Take cars, for example. Iranians are sure to snap up Asian cars that were unavailable 36 years ago when the Islamic revolution swept what was then the Middle East's biggest auto market. The country bought over 1 million units prior to the imposition of sanctions, according to Anna-Marie Baisden, London-based head of auto analysis at BMI Research.
"It's a fantastic opportunity for Asian automakers," she said of the imminent end to the trade restrictions. "There's quite an appetite for foreign brands with good quality."
And it's not just the likes of Toyota and Hyundai that will benefit. The Korean International Trade Association reckons Iran's construction market will expand to $154.4 billion in 2016 from $88.7 billion in 2013. South Korea is set to boost sales of steel products, petrochemicals and machinery as the Islamic Republic rebuilds its crumbling infrastructure, according to the association. It also expects exports of auto parts, mobile phones, refrigerators and other home appliances to increase.
Iran's biggest trading partner last year was China, which stood aloof from sanctions to purchase the country's oil, followed by the United Arab Emirates, whose proximity to the Islamic Republic allowed easy access to Iranians wanting to buy foreign goods. Three of the next four biggest -- India, South Korea and Japan -- are located in Asia.
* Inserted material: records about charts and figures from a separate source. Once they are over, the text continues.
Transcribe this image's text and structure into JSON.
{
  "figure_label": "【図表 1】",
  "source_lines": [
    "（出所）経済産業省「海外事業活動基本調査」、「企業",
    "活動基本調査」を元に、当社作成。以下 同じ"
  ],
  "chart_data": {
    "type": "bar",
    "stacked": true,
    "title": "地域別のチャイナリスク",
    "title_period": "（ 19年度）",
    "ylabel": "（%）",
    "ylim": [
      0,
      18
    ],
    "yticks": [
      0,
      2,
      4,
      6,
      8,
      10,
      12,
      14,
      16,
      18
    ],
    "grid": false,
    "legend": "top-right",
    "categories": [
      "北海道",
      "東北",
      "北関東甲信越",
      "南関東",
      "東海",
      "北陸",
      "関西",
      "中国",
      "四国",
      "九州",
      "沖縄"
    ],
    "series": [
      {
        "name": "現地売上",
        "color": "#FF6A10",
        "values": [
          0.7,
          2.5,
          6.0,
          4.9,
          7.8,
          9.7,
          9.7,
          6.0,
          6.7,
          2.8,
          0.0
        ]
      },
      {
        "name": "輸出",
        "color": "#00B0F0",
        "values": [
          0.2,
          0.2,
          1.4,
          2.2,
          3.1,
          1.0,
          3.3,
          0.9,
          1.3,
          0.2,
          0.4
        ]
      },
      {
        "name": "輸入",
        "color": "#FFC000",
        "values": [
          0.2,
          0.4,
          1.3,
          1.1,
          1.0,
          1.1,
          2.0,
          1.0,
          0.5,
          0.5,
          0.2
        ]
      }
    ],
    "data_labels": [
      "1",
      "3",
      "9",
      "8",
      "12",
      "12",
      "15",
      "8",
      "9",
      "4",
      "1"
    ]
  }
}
The oil and gas rich country's growth will accelerate to 5.2 percent per annum in 2016-19 from just 2 percent this year, the Economist Intelligence Unit estimates. Iran, currently the world's 29th biggest economy based on market exchange rates, will jump to 22nd by 2020, eclipsing the likes of Switzerland, Argentina, Taiwan, Sweden and Thailand, according to the EIU.
The attraction of a "a large, diversified and fairly sophisticated economy" as the EIU describes it, is undeniable.
"People will certainly have the money to spend as soon as the sanctions are lifted and the economy starts picking up again," said Baisden.